Sunday, 19 June 2016

Topping time.

There's no denying that summer weather does something for the herd!  In our case because of all the rain what it does is turn Fidget, a white boy, into this dirty colour above.
Earlier in the week during a break in the weather we decided to 'top' two of the paddocks to get rid of the buttercups and some thick grass.  As it has been so wet the grass is lush and if it's not topped it becomes a real problem later to cut. The boys were in their field shelter when the noise of the mower brings them out to see what is happening.
Day two and the remaining paddocks get topped, all except the two 'rough' paddocks facing where the boys are grazing. The ground is too steep for the mower there so the Grumpy Gardener attacks it with a strimmer!
At one point a horse and rider pass on the road so this provides something worth investigating by the boys!
Looking like 'butter wouldn't melt', Fidget (left), Faro (rear), Fyta and Fergus lying down in front.  They love to lie down and roll on the piece of bare ground which is in fact the line of the new field drain we had installed across the land last year. No chance of grass growing there as it is now a rolling spot.

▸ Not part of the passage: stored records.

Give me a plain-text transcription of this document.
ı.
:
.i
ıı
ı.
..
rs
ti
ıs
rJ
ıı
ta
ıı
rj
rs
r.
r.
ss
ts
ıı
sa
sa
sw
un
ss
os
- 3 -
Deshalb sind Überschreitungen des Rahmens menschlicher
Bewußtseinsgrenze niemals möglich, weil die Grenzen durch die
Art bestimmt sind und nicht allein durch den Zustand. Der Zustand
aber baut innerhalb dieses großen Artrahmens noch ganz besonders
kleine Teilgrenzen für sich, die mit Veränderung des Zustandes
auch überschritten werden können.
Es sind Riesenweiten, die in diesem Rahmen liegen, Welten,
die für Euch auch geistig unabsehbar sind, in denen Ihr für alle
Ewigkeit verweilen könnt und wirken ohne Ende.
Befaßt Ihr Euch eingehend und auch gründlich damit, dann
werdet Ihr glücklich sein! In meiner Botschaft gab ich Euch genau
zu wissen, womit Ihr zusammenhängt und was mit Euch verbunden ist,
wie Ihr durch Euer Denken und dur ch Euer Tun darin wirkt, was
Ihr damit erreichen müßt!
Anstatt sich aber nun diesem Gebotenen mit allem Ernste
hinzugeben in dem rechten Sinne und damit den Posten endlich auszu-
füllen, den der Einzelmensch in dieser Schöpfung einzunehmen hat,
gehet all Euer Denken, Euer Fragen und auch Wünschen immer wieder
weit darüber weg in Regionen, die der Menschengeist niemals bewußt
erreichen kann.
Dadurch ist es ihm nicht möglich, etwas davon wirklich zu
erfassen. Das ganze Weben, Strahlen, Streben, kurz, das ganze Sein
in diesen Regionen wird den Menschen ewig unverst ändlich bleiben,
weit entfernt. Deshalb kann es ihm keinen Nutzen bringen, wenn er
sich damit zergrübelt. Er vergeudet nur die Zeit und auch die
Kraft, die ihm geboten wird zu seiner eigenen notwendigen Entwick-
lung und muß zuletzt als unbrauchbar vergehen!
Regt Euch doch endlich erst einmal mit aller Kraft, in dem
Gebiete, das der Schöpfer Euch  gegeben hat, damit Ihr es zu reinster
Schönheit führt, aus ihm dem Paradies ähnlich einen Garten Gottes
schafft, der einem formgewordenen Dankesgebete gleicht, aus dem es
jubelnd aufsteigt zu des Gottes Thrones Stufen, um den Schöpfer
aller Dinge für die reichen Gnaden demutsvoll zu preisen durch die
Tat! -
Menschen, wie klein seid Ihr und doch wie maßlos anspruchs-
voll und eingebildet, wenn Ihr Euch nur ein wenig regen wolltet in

We have lots of 'Red hot pokers' (Kniphofia) out in flower at present attracting a variety of birds to the flower heads.  In the background is the red Euphorbia ('Fireglow').
And finally............regular readers may remember we posted a picture of the Gunnera plant on our 8th May blog when the crowns were uncovered after the frosts had gone.  They looked then like a bunch of coconuts on the ground, but look at the growth from those crowns now - waist high!  They love wet soil so all the recent rain has been a bonus for them, and when it doesn't rain, they get a daily hose down.